Blob Analysis Key To Next Generation Computerized Lie Detectors
Computer-based lie detectors are in the Homeland Security budget this year. A $3.5 million grant has been given to Rutgers scientists led by Dimitris Metaxas, director at the Center of Compuational Biomedicine Imaging and Modeling. They are researching how body movements, such as shoulder shrugs, hand gestures or slight changes in facial expression, may indicate that a subject is lying.
The system will capture these images digitally, and have the computer provide real-time feedback on whether a subject is telling the truth. It is hoped that by tracking the faces and hands of an individual, objective behavioral indicators of deception can be isolated, extracted and synthesized - accurately detecting human deception.
(From Blob Analysis Paper [pdf])
"Blob analysis" refers to using computer systems to picture essential elements (hands and faces) and track them.

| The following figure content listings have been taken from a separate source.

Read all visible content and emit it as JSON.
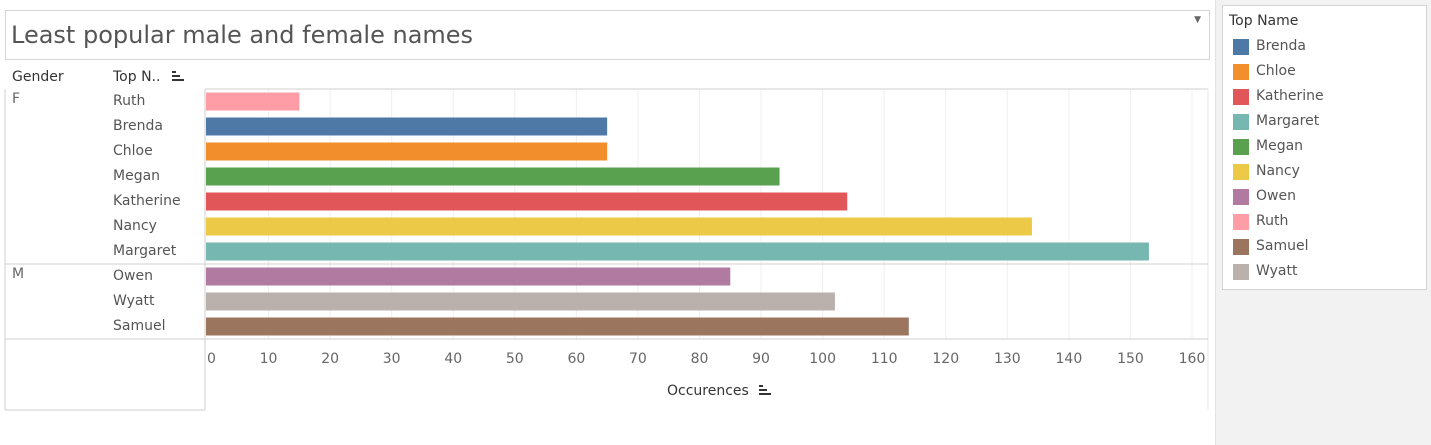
{
  "title": "Least popular male and female names",
  "headers": {
    "gender": "Gender",
    "top_name": "Top N.."
  },
  "chart_data": {
    "type": "bar",
    "orientation": "horizontal",
    "xlabel": "Occurences",
    "xlim": [
      0,
      160
    ],
    "xticks": [
      0,
      10,
      20,
      30,
      40,
      50,
      60,
      70,
      80,
      90,
      100,
      110,
      120,
      130,
      140,
      150,
      160
    ],
    "grid": true,
    "groups": [
      {
        "name": "F",
        "rows": [
          {
            "name": "Ruth",
            "value": 15
          },
          {
            "name": "Brenda",
            "value": 65
          },
          {
            "name": "Chloe",
            "value": 65
          },
          {
            "name": "Megan",
            "value": 93
          },
          {
            "name": "Katherine",
            "value": 104
          },
          {
            "name": "Nancy",
            "value": 134
          },
          {
            "name": "Margaret",
            "value": 153
          }
        ]
      },
      {
        "name": "M",
        "rows": [
          {
            "name": "Owen",
            "value": 85
          },
          {
            "name": "Wyatt",
            "value": 102
          },
          {
            "name": "Samuel",
            "value": 114
          }
        ]
      }
    ]
  },
  "legend": {
    "title": "Top Name",
    "placement": "right",
    "items": [
      {
        "label": "Brenda",
        "color": "#4e79a7"
      },
      {
        "label": "Chloe",
        "color": "#f28e2b"
      },
      {
        "label": "Katherine",
        "color": "#e15759"
      },
      {
        "label": "Margaret",
        "color": "#76b7b2"
      },
      {
        "label": "Megan",
        "color": "#59a14f"
      },
      {
        "label": "Nancy",
        "color": "#edc948"
      },
      {
        "label": "Owen",
        "color": "#b07aa1"
      },
      {
        "label": "Ruth",
        "color": "#ff9da7"
      },
      {
        "label": "Samuel",
        "color": "#9c755f"
      },
      {
        "label": "Wyatt",
        "color": "#bab0ac"
      }
    ]
  }
}
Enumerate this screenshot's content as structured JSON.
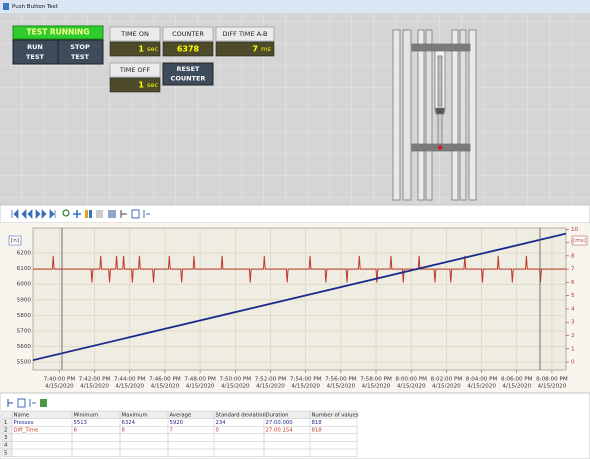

After extracting the hand and face regions
from an image sequence, the system computes elliptical
"blobs" identifying candidates for the face and hands. From the blobs, the left hand, right hand
and face can be continuously tracked throughout a session. From positions and
movements of the hands and face further
inferences about the torso and the relation of each body
part to other people and objects can be made. This allows the
identification of gestures, posture and other body
(From Blob Analysis Paper [pdf])
Two theories guide the development of automated
systems for detecting deception through identifying
agitated and controlled behavior - Interpersonal
Deception Theory (IDT) and Expectancy Violations
Theory (EVT). IDT states that deception is a dynamic
process. Deception is portrayed as a game of moves and
countermoves where the deceiver adjusts the message in
response to the perceived trust or suspicion of the
receiver. EVT is concerned with what nonverbal and verbal behavior patterns are considered normal or expected, what behaviors constitute violations of expectations, and what consequences violations create.
The modern lie detector was invented by Dr. William M. Marston in 1917. The machine was also called a polygraph - literally "many writings", referring to the method of recording several physiological responses at the same time. He also wrote under the pen name Charles Moulton - creating the Wonder Woman comic strip. Wonder Woman, as you may recall, had a magic lasso that caused anyone she caught with it to tell the absolute truth.
Lie detectors entered science fiction as well, in the form of the truth meter from Robert Heinlein's 1954 juvenile classic The Star Beast, and the Veridicator in H. Beam Piper's fine novel Little Fuzzy:
There was a bright conical helmet on his head, and electrodes had been clamped to various portions of his anatomy. On the wall behind him was a circular screen which ought to have been a calm turquoise blue, but which was flickering from dark blue through violet to mauve. That was simple nervous tension and guilt and anger at the humiliation of being subjected to veridicated interrogation.